Cuando los partidos olvidan quiénes son: Carla Castillo Camarillo
La democracia no se debilita únicamente cuando una elección es cuestionada o cuando las instituciones enfrentan una crisis. También comienza a erosionarse cuando los partidos políticos dejan de representar las ideas que les dieron origen y quienes llegan al poder olvidan los principios que prometieron defender.
Los ciudadanos votan por personas, pero también por proyectos. Detrás de una candidatura existe una plataforma, una historia, una visión de país y una serie de valores que permiten distinguir una opción política de otra. Cuando esa identidad desaparece en el ejercicio del poder, la representación pierde sentido.
En Acción Nacional, la doctrina humanista coloca a la persona en el centro de la acción pública. Defiende la dignidad humana, el bien común, la participación ciudadana, la subsidiariedad, la solidaridad y la responsabilidad en el ejercicio del poder. Estos principios no son un discurso para las campañas electorales; constituyen el compromiso que asumen quienes deciden representar al partido desde un cargo público.
Sin embargo, cuando un gobernante o un legislador emanado de Acción Nacional actúa de manera contraria a esos principios, el daño trasciende su administración o su periodo legislativo. La ciudadanía difícilmente separa a la persona del partido que la postuló. Cada decisión incongruente termina afectando la credibilidad de toda una institución y alimenta la percepción de que todos los partidos son iguales.
Esa idea representa uno de los mayores riesgos para la democracia.
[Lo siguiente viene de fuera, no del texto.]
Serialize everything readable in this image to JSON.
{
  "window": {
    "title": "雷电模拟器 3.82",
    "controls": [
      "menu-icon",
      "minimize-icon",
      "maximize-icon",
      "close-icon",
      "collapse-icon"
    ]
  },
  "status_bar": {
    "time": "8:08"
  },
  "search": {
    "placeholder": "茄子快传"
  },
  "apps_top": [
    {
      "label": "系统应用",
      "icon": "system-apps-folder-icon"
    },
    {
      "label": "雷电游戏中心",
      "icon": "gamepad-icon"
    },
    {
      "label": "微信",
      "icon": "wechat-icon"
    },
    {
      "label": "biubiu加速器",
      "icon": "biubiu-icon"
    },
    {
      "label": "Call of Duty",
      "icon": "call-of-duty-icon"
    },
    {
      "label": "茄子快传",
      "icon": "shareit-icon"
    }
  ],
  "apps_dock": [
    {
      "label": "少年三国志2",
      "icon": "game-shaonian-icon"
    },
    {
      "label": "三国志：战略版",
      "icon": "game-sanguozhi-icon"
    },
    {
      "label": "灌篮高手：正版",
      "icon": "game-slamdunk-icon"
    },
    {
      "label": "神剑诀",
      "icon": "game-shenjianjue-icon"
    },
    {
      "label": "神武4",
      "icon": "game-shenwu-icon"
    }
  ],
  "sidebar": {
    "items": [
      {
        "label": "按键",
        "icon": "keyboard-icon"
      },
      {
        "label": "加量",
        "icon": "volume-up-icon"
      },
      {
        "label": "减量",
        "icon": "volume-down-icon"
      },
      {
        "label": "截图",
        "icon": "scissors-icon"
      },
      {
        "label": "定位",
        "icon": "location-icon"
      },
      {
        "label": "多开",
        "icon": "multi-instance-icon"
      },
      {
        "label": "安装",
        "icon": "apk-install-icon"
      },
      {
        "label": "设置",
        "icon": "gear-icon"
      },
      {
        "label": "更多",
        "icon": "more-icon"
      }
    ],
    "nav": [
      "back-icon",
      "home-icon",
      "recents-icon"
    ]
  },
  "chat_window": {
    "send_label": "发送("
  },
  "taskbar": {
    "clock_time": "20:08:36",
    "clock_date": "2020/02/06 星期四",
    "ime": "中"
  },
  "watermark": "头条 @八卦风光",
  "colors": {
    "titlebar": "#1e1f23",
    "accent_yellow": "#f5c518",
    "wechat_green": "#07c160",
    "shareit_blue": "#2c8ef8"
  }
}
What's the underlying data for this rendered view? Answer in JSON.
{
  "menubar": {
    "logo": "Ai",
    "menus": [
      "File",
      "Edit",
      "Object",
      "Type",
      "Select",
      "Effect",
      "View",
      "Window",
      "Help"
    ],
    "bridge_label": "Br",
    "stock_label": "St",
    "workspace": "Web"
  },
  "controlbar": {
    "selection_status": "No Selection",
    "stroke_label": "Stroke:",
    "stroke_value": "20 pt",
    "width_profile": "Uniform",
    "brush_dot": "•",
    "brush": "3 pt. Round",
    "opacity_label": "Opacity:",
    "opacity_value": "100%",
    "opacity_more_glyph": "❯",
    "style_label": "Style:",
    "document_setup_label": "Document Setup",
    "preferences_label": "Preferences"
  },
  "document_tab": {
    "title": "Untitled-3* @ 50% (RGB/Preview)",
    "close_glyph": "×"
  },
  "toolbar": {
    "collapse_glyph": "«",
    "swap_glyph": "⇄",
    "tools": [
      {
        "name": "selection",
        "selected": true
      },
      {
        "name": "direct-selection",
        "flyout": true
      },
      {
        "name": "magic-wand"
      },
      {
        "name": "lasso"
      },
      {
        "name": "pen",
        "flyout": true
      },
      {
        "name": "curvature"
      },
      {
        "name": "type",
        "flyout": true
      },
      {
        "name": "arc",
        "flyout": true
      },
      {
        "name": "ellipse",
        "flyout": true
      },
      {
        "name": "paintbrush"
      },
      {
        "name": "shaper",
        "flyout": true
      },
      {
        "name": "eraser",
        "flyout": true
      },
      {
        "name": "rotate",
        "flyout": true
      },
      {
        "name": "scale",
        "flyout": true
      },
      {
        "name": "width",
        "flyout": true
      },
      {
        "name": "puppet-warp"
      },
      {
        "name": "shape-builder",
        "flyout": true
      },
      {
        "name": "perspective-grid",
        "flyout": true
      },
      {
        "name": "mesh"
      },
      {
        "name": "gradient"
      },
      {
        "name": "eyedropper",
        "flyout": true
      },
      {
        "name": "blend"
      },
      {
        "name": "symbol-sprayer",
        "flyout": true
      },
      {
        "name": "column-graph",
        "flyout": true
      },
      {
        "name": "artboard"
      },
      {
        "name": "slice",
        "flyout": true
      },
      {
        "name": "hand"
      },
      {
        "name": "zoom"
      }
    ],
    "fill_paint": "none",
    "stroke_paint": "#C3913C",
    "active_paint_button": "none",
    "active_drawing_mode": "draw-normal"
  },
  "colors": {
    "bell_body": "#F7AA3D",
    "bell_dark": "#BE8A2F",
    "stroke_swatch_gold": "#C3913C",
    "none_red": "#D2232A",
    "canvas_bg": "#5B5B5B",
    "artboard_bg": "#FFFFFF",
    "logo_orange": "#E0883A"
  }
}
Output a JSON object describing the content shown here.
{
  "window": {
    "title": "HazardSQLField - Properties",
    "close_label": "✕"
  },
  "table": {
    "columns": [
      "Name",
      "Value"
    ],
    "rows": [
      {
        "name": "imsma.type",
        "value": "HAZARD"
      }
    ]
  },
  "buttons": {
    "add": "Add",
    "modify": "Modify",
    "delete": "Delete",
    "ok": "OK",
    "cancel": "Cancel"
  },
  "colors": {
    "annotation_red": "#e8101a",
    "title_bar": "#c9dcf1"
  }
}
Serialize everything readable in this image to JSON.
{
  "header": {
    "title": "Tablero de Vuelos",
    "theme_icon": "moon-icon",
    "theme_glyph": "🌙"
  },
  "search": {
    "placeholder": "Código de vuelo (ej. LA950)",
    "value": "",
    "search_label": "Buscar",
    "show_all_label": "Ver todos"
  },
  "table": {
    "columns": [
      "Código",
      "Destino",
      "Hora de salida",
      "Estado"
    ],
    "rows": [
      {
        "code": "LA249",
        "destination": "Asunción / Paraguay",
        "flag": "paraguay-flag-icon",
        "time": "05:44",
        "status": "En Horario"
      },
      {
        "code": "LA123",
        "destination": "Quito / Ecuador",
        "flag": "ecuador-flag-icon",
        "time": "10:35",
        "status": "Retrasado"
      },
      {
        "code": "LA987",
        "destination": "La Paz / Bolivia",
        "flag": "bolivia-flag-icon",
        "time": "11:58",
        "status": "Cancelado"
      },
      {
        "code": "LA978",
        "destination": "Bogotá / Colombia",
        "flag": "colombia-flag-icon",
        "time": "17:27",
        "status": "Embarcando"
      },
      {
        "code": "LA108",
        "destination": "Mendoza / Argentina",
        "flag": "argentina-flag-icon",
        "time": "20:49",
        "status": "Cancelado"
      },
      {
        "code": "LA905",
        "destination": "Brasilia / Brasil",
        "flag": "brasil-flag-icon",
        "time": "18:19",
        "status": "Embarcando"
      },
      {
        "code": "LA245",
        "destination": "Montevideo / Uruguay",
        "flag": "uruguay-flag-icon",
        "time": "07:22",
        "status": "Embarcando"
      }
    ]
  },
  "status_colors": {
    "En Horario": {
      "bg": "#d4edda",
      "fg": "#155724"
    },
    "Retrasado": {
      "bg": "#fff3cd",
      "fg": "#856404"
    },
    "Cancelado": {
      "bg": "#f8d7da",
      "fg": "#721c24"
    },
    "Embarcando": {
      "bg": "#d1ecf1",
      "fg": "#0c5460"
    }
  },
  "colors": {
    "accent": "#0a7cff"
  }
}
Cuando los ciudadanos dejan de encontrar diferencias entre las alternativas políticas, disminuye la confianza en las instituciones, aumenta el desencanto con la participación pública y crece la tentación de respaldar proyectos que prometen soluciones inmediatas a costa de debilitar los contrapesos democráticos. La apatía y el abstencionismo también encuentran terreno fértil cuando la política deja de ofrecer opciones auténticas.
Ser militante o representante de Acción Nacional implica una responsabilidad que va más allá de ganar elecciones. Significa demostrar, con decisiones concretas, que es posible gobernar con una visión distinta: escuchar antes de decidir, ejercer el poder con humildad, fortalecer la participación ciudadana, rendir cuentas y entender que la autoridad existe para servir al bien común.
La congruencia no es un valor accesorio; es la condición que mantiene vivo el vínculo entre la ciudadanía y la representación política. Cada vez que un servidor público actúa conforme a los principios que lo llevaron al cargo, fortalece la confianza democrática. Cada vez que los abandona, debilita no solo a su partido, sino también a la democracia misma.
México necesita partidos fuertes, pero sobre todo partidos congruentes. La fortaleza de una democracia depende de que existan opciones políticas claramente diferenciadas por sus ideas, sus principios y su forma de gobernar. Si los partidos renuncian a esa identidad, dejan de ser instrumentos de representación para convertirse únicamente en vehículos de acceso al poder.
La democracia requiere competencia electoral, pero también convicciones. Y la mejor manera de defenderla es que quienes reciben la confianza ciudadana gobiernen con la misma identidad con la que solicitaron el voto.